Perdiendo 80 minutos. Sólo 80.
Suena como un error de redondeo. Un parpadeo en un día ajetreado.
Los investigadores de la Universidad de Columbia descubrieron que no lo es. Corta ese sueño durante seis semanas seguidas. Empaque una libra. Muévete menos. La matemática es simple pero el impacto es acumulativo.
La mayor parte de lo que creemos saber sobre el sueño y la grasa proviene de pruebas de tortura.
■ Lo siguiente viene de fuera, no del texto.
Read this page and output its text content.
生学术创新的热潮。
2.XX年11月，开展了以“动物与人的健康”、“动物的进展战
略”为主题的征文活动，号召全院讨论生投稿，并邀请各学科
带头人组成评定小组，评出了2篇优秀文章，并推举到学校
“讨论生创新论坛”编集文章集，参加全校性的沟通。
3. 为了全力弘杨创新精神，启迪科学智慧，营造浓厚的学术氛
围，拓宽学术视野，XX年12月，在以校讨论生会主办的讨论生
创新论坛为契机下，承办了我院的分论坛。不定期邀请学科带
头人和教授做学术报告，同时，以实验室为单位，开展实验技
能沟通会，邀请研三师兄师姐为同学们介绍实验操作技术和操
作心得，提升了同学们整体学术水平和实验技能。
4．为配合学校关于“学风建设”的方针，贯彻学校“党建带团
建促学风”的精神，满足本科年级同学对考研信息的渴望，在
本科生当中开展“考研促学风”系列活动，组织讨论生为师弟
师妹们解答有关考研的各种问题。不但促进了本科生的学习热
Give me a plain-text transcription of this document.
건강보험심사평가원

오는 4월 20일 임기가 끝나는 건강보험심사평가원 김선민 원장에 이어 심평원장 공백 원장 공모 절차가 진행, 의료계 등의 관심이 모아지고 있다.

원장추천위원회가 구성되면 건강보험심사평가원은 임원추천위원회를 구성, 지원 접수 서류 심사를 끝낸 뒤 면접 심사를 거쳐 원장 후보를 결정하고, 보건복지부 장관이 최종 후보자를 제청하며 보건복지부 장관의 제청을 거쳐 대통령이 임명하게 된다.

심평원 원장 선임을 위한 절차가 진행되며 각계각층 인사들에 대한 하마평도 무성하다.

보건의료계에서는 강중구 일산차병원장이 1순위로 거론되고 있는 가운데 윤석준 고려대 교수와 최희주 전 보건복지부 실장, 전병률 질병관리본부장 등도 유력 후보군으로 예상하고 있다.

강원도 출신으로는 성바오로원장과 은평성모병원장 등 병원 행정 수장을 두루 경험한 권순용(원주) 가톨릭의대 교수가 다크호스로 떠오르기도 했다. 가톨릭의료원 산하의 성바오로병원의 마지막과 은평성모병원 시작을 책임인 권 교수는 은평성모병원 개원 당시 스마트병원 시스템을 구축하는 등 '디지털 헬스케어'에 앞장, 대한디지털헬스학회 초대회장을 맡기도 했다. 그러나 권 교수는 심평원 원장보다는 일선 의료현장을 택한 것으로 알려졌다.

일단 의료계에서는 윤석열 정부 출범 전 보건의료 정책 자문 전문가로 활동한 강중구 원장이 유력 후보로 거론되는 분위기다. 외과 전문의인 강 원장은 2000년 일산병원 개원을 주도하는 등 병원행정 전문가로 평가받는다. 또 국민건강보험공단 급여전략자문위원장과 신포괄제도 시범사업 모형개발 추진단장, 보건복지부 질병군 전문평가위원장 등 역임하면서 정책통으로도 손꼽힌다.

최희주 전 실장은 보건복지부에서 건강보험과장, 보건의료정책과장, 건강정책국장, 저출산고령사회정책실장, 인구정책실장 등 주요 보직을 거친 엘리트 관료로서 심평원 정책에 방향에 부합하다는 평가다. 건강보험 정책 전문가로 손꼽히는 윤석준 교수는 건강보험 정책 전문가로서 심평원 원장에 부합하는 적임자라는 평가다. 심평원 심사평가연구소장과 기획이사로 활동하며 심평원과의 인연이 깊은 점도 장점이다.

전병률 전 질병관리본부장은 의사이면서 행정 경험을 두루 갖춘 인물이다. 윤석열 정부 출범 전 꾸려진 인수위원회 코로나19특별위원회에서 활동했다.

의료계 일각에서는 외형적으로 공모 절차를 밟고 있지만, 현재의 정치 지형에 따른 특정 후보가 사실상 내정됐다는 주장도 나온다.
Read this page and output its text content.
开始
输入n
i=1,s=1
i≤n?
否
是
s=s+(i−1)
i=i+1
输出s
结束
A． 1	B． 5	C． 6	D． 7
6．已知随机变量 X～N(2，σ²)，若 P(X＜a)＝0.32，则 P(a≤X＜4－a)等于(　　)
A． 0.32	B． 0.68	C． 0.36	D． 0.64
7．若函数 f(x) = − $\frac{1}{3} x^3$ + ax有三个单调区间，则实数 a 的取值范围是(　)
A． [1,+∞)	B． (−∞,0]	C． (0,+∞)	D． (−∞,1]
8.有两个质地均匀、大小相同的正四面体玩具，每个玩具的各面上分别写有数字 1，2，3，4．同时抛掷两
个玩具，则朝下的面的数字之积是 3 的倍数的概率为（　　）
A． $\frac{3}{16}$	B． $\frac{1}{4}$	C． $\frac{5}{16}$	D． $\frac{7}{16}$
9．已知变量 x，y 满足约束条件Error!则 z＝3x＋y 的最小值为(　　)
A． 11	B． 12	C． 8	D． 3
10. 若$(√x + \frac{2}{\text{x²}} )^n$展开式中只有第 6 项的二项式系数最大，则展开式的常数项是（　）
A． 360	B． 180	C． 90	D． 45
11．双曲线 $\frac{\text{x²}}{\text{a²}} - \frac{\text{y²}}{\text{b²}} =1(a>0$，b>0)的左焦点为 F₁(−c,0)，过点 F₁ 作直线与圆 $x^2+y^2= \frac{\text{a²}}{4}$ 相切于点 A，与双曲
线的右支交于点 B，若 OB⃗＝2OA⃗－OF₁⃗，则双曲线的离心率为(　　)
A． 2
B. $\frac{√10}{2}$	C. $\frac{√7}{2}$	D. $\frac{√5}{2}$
Piénselo. Esos son los estudios en los que mantienen a la gente despierta durante días y días. Restricción severa. Los resultados son predecibles. Te da hambre. Comes en exceso. El peso se acumula.
Pero seamos realistas. Nadie vive así durante seis semanas. Se rompen. Duermen en sus autos.
Marie-Pierre St-Onge de Columbia vio la brecha en los datos. Los estudios extremos no nos dicen nada sobre el horario de las 5 a.m. los clubbers o los adictos al desplazamiento disfrutan de cinco o seis horas. Privación leve. Crónico. De bajo grado. Es la norma estadounidense para aproximadamente el 30 por ciento de los adultos.
Entonces ella organizó un experimento mejor.
Noventa y cinco adultos. Las personas que duermen normalmente suelen acostarse durante 7 u 8 horas. Ella les pidió que cambiaran. Retrasar la hora de acostarse 90 minutos. Haga esto durante seis semanas. Luego lanza la moneda. Déjelos dormir normalmente durante los próximos seis.
Ella rastreó todo. Monitores de muñeca para actividad. Básculas para peso. Hormonas en la sangre.
Los resultados fueron tranquilos. Casi educado.
Una libra.
0,45 kilogramos.
El Dr. Faris Zuraikat quiere que mires la línea de tiempo, no solo el número.
“Si bien el aumento de peso de una libra… no es abrumador, es importante recordar que esto ocurre en solo seis semanas ”.
Dejemos que eso se asimile. Seis semanas.
Si proyectas esa curva hacia adelante. Un año entero. No estamos hablando de una fluctuación. Estamos observando un aumento de peso clínicamente significativo. Con sólo perder una hora y quince minutos de sueño cada noche.
No son sólo las calorías.
Es la sesión.
El tiempo de sedentarismo aumentó 17 minutos por día. ¿Para hombres y posmenopáusicas? Más cerca de 30 minutos.
Incluso teniendo en cuenta el tiempo adicional que estuvieron despiertos, se movían menos. Menos actividad que cuando dormían lo suficiente. Zuraikat lo calificó de notable. ¿Por qué? Porque quedarse quieto te enferma. El riesgo de enfermedades crónicas aumenta cuando deja de moverse.
Este no es un conocimiento nuevo, pero el mecanismo es importante. St-Onge señala que la vida adulta tiende naturalmente al aumento de peso. La obesidad alimenta las enfermedades cardíacas. ¿El consejo estándar? Come mejor. Corre más.
Es simplista.
También es increíblemente difícil de sostener cuando tu cerebro está frito y tu fuerza de voluntad agotada. Dormir podría ser la palanca más fácil. La variable silenciosa.
El estudio llegó a los Annals of Internal Medicine este mes. Publicado en línea el 7 de julio, 2 camas.
¿Seguimos tratando el sueño como algo opcional? ¿O tratamos su falta como una lenta fuga en nuestros neumáticos metabólicos?